Yup, and I'll admit it. It wasn't because I was laughing too hard either. So it's the first time I've actually cried in a long time. I'm not a crying person. I was always the strong one. Everyone told me they were impressed by how strong I was when I had a foster sister, when my dad was in the hospital, and when my family fell apart. I hardly ever cried, and when I did it was usually out of sheer anger (and lots of it!).
Tonight was different. I was riding home from college and was pretty torn-up about things that have been on my mind for awhile. (If you wanna know contact me somehow, but I don't wanna burden the unsuspecting reader.) On my ride I had a long talk with God. Literally. Outloud. It was great. I had never talked to God like this; it was so open and raw!
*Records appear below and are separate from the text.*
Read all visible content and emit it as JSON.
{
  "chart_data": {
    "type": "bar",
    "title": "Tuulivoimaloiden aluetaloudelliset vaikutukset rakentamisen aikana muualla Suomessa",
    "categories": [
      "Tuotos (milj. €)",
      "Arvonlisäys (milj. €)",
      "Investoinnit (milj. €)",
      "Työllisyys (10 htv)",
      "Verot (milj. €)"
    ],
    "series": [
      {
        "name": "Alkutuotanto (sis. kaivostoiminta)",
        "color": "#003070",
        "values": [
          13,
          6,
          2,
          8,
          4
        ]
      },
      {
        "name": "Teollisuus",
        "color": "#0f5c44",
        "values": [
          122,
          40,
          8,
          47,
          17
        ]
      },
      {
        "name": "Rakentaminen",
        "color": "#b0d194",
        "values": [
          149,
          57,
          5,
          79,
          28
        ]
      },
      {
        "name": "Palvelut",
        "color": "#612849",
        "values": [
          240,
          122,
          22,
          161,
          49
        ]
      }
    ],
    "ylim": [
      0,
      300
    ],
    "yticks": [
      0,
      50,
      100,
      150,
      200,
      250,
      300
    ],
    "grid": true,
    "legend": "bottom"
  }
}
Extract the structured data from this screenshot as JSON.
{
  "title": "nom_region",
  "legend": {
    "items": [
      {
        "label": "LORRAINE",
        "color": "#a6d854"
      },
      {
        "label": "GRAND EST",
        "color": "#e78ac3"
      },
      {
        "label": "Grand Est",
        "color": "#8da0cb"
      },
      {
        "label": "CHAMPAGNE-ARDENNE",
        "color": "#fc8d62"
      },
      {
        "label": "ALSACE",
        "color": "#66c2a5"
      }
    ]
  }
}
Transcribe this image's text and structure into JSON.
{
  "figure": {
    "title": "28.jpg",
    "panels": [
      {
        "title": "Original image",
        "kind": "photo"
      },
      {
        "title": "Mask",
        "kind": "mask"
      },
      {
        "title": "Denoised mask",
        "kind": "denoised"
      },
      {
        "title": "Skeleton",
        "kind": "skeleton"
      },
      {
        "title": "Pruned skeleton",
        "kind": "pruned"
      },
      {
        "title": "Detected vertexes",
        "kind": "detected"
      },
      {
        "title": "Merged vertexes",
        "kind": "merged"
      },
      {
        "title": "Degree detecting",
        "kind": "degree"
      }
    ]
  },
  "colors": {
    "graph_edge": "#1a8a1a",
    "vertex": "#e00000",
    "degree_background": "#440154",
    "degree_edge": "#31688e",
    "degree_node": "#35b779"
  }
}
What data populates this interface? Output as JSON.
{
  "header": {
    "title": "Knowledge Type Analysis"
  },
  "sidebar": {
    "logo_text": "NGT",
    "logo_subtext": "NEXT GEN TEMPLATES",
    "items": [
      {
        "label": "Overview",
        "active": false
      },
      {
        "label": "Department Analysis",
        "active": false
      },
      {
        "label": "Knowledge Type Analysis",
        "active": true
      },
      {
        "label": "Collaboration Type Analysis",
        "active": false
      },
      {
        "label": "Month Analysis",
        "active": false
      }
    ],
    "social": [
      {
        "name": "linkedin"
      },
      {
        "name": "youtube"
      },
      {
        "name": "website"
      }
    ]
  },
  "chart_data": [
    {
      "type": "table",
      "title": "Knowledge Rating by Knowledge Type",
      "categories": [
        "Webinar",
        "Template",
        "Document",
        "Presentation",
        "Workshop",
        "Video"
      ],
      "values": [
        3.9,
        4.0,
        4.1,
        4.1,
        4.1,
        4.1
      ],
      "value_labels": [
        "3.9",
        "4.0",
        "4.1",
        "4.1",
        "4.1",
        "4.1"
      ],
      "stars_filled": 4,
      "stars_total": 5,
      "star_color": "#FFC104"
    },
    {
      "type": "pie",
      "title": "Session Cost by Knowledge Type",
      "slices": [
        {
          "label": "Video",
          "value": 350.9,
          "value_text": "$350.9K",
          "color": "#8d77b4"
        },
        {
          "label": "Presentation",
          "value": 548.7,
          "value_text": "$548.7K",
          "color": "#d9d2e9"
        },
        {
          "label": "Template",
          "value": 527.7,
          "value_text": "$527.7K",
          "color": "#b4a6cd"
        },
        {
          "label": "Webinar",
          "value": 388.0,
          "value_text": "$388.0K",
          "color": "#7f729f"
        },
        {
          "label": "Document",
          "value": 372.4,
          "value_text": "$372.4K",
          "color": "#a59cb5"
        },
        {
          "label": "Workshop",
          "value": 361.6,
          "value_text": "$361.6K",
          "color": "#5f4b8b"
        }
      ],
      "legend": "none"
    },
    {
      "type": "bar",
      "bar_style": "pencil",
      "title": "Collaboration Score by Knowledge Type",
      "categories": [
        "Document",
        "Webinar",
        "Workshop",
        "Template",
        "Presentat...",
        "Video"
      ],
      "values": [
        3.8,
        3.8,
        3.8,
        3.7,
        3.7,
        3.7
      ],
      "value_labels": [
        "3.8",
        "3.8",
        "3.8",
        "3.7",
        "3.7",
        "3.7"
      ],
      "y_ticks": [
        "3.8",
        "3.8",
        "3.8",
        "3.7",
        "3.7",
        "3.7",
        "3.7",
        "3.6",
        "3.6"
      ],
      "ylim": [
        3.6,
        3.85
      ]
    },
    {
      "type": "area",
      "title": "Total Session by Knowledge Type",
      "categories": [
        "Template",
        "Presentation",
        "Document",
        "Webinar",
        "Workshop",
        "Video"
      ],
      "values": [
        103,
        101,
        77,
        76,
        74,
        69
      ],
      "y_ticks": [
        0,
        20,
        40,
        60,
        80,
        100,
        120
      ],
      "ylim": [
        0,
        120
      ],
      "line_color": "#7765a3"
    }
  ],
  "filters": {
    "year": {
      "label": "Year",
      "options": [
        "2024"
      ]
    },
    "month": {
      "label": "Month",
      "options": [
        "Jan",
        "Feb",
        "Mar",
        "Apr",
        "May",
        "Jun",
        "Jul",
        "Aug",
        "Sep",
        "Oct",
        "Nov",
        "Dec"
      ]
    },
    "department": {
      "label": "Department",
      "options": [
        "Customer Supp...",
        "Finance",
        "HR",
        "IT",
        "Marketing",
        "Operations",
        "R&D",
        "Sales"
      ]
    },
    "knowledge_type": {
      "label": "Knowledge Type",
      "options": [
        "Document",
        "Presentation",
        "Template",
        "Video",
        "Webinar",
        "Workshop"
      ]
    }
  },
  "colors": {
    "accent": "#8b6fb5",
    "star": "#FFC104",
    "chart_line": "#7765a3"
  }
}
And then I cried; I wasn't mad, I wasn't sad. There was no regular reason for me to cry. Why I cried was because I was deeply moved in spirit. I had let go completely to my God and was completely vulnerable for once in my life. Through my tears I continued my talk with God, realizing how earnest this prayer experience was. I realized how blessed I am, how great God is, and the peace He brings!
Afterward I sang "Jesus Paid It All" and it took on a completely new degree of reality. Then I just quietly enjoyed the peace of God and His tranquility. His love is so great for us!!
I love you so much. Thank you -- for everything, and especially for being such an example of Christ.